Aynı tartışmalar ve çekişmeler ABD’de yaşanıyor. Wall Street ile (borsa ve piyasalarla), Main Street (ana cadde) yani sokaktaki adam, KOBİ’ler, şahıs işletmeleri ve üretim arasındaki uçurum giderek derinleşiyor.
Kriz kâhini olarak da tanınan, ünlü ekonomist N. Roubini, bu durumu “…likidite ve gerçekçilik olmayan bir coşkuyla körüklenen yüksek piyasa değerleri, temel ekonomik gerçeklikleri yansıtmıyor.
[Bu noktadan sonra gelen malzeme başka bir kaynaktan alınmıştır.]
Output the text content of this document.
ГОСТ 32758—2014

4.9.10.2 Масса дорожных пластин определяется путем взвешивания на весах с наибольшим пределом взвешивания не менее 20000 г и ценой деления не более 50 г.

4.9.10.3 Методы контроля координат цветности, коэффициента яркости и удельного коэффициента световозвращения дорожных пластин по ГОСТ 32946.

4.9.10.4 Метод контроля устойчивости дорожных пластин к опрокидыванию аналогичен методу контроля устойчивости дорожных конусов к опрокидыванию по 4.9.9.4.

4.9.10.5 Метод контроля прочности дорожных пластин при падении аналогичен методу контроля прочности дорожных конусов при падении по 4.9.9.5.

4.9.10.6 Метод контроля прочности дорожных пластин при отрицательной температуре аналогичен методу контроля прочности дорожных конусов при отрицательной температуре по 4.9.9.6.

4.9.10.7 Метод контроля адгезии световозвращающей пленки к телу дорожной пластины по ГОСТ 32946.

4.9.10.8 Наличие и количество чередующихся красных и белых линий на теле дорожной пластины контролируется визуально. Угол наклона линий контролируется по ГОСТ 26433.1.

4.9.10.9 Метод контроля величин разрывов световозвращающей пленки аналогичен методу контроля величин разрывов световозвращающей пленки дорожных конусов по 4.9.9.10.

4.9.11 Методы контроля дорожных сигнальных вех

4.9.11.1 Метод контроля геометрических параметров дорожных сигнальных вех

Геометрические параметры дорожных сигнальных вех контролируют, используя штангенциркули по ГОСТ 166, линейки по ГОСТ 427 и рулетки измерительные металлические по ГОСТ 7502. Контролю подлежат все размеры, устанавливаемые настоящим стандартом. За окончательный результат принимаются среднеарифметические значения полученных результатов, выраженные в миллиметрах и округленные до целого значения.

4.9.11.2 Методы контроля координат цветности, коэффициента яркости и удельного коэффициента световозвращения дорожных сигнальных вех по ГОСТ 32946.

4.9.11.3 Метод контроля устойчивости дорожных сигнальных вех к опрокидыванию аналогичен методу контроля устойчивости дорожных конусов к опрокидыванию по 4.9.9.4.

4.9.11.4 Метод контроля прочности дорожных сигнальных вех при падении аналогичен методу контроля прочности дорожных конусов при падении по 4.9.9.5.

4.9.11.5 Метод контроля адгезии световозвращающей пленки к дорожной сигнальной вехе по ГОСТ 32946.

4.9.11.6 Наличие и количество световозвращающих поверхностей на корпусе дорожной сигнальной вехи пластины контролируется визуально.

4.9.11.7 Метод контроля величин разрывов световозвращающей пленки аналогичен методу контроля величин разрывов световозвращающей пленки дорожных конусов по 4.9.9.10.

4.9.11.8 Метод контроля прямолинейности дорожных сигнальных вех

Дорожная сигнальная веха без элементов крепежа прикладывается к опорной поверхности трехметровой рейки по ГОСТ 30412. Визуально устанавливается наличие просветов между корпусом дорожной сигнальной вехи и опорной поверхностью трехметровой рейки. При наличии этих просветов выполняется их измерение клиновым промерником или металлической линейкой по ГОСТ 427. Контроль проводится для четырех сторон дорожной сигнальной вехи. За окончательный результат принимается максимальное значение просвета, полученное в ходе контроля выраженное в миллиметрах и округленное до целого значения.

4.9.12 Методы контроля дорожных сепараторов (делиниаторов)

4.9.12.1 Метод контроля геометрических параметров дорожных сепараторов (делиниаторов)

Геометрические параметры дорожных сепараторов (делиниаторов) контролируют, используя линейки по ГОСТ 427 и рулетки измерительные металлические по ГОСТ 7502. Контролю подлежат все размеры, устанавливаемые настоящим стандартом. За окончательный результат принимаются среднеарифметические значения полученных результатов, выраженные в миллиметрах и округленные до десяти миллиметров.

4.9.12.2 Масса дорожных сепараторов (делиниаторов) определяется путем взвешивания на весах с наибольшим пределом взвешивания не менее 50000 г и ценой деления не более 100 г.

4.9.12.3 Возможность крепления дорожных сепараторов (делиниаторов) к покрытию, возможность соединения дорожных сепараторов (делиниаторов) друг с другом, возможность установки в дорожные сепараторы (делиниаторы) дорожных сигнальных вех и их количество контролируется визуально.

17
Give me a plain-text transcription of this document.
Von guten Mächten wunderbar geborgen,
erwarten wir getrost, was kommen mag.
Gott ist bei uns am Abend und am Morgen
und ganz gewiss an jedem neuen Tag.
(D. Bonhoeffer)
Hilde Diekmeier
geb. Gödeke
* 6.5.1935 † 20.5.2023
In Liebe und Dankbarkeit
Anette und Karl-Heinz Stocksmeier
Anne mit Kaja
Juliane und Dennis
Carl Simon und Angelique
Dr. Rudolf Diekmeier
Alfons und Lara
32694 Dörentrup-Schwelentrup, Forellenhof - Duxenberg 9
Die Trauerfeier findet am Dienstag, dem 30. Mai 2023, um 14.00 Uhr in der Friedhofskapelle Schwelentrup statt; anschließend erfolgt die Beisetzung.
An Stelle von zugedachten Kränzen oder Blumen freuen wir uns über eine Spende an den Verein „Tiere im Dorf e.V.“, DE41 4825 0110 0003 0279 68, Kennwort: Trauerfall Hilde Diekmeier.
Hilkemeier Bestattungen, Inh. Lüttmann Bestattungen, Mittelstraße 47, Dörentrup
Er ya da geç bir piyasa düzeltmesi kaçınılmaz…” diyor.
Türkiye’de de hiçbir ekonomik temel değişikliğe veya somut gerçekliğe dayanmayan bugünkü piyasa coşkusu ve kur spekülasyonunun psikolojik ve manipülatif olmasının ötesinde, bugünkü somut veri ve koşullarda hiçbir mantığı ve manası yoktur.
Hala devekuşu gibi başımızı kuma gömerek, ekonominin gerçeklerinden ve kalıcı çözümlerinden kaçarsak, istikrarı, sağlıklı bir büyümeyi ve istihdam artışını yine sağlayamayız.
Temel bir zihniyet ve politika (paradigma) değişikliği gerekiyor çünkü.
Böyle Bakan değişti, her şey güllük gülistanlık olacak beklentisinin eninde sonunda yine hayal kırıklığı yaratacağı, açık bir gerçek çünkü.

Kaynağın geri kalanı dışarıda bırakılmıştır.